Anna Kournikova had a raucous home crowd supporting her and a familiar opponent across the net as she tried again to win her first WTA Tour title.

She didn't come close.

Top-ranked Martina Hingis beat Kournikova 6-3, 6-1 Sunday to win the Kremlin Cup in a lopsided match that made the 20-year-old Swiss the youngest tennis player to win $14 million in prize money.

In the men's final, Olympic champion Yevgeny Kafelnikov beat David Prinosil 6-2, 7-5 for his fourth straight Kremlin Cup crown and his first ATP Tour title of 2000.

Hingis now has eight titles this year and 34 for her career.

Kournikova, who will move back into the top 10 for the first time since April by virtue of reaching the championship match, is 0-for-4 in finals appearances.

"I'm glad I got to the finals and I am upset at losing the match," the Russian said. "I played well yesterday, but today Martina played better. I struggled until the last point."

She was cheered on by a sellout crowd of 16,300 inside Olympic Stadium.

After their match, Hingis and Kournikova went out to play the doubles final. They lost to U.S. Open champions Julie Halard-Decugis and Ai Sugiyama 4-6, 6-4, 7-6 (5).

In gaining her 70th singles match win of the year, Hingis reeled off five straight games to close out the first set in 26 minutes and move out to a 3-0 lead in the second.

After Kournikova took the fourth game of the second set, Hingis lost just one point the rest of the way.

The whole match took 46 minutes.

"I think in the beginning, it was a very even match," Hingis said. "But in the second set she started missing a little bit more.

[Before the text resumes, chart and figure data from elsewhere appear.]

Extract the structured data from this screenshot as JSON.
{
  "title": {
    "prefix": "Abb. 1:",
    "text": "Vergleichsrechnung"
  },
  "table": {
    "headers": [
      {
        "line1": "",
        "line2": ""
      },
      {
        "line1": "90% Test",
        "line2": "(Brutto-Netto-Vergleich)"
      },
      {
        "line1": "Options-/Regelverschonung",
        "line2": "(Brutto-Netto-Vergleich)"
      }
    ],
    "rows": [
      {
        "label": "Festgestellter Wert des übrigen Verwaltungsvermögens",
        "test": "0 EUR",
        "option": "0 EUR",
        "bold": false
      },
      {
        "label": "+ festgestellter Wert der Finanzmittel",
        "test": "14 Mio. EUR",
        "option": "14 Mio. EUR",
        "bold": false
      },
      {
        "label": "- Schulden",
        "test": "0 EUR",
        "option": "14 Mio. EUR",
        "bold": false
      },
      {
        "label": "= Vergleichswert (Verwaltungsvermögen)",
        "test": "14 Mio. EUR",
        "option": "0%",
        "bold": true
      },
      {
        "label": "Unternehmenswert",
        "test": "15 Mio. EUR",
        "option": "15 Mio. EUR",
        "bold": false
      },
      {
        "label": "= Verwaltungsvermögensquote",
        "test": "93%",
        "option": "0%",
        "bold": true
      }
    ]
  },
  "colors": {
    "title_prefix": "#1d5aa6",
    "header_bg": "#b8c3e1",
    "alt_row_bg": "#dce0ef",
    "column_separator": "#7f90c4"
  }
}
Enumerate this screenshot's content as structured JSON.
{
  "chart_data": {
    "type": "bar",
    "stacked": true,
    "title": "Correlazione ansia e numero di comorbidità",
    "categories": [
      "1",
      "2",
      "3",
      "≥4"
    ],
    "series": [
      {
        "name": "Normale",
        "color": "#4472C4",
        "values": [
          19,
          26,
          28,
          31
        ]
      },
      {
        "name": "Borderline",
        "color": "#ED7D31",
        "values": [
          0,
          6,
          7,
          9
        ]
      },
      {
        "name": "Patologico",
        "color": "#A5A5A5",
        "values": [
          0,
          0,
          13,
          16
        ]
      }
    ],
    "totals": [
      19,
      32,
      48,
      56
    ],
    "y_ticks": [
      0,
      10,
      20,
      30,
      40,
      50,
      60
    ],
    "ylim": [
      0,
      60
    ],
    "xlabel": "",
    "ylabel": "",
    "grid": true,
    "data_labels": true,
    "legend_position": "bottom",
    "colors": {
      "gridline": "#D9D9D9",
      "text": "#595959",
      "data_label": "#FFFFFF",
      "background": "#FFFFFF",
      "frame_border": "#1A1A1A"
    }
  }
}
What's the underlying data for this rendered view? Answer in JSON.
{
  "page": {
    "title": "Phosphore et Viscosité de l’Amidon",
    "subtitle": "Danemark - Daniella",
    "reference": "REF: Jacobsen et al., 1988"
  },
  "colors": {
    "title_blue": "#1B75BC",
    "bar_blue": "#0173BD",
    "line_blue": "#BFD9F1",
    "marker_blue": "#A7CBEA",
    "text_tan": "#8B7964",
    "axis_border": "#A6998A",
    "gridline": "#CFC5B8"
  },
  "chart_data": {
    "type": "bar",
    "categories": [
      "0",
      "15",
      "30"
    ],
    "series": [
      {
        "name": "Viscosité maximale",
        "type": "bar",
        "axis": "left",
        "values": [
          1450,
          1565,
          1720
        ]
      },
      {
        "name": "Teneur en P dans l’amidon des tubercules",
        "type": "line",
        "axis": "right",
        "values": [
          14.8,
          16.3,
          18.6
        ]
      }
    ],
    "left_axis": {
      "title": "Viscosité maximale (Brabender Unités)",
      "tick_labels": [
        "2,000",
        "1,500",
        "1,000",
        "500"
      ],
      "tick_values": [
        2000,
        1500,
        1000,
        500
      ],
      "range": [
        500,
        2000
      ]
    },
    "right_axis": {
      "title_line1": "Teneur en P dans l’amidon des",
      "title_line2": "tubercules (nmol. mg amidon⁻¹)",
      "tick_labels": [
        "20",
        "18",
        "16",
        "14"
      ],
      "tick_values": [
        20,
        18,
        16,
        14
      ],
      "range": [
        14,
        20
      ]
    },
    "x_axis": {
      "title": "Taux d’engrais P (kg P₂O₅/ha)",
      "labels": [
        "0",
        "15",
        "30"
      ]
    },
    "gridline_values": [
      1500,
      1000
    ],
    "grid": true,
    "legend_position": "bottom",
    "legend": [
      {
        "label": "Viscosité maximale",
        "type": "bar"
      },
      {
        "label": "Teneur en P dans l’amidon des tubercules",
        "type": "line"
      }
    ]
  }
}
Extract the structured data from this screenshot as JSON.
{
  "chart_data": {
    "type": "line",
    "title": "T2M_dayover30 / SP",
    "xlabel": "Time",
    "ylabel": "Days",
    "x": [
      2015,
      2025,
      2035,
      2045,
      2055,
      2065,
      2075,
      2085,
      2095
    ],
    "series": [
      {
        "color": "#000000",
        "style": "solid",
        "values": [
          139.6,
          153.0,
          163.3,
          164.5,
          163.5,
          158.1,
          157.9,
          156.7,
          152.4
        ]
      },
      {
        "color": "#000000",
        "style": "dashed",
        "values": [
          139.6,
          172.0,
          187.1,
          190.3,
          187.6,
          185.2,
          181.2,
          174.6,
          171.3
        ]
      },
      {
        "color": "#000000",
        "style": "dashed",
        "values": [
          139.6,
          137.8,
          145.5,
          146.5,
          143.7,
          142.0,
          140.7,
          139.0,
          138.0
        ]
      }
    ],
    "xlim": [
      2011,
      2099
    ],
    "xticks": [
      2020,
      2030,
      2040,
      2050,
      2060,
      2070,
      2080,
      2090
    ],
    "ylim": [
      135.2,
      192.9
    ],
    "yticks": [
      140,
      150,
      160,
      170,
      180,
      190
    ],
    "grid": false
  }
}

I knew I had to play very well against her today because she had nothing to lose and the crowd supported her."

Hingis, who earned $166,000 for the victory, lost only one set during her run through the tournament. She now owns a 9-1 career record against Kournikova.

Kafelnikov broke Prinosil's serve twice en route to winning the first set in 28 minutes.

"I didn't have the slightest doubt in my victory today," said Kafelnikov, a two-time Grand Slam tournament champion who will remain No. 5 in the ATP Champions Race.

Prinosil, an unseeded German who surprised U.S. Open champion Marat Safin in the semifinals here, had a chance to stay in the final when he was serving at 5-5 in the second set.

But he went down 15-40 in that 11th game and then double-faulted to essentially hand the game, set and match to Kafelnikov.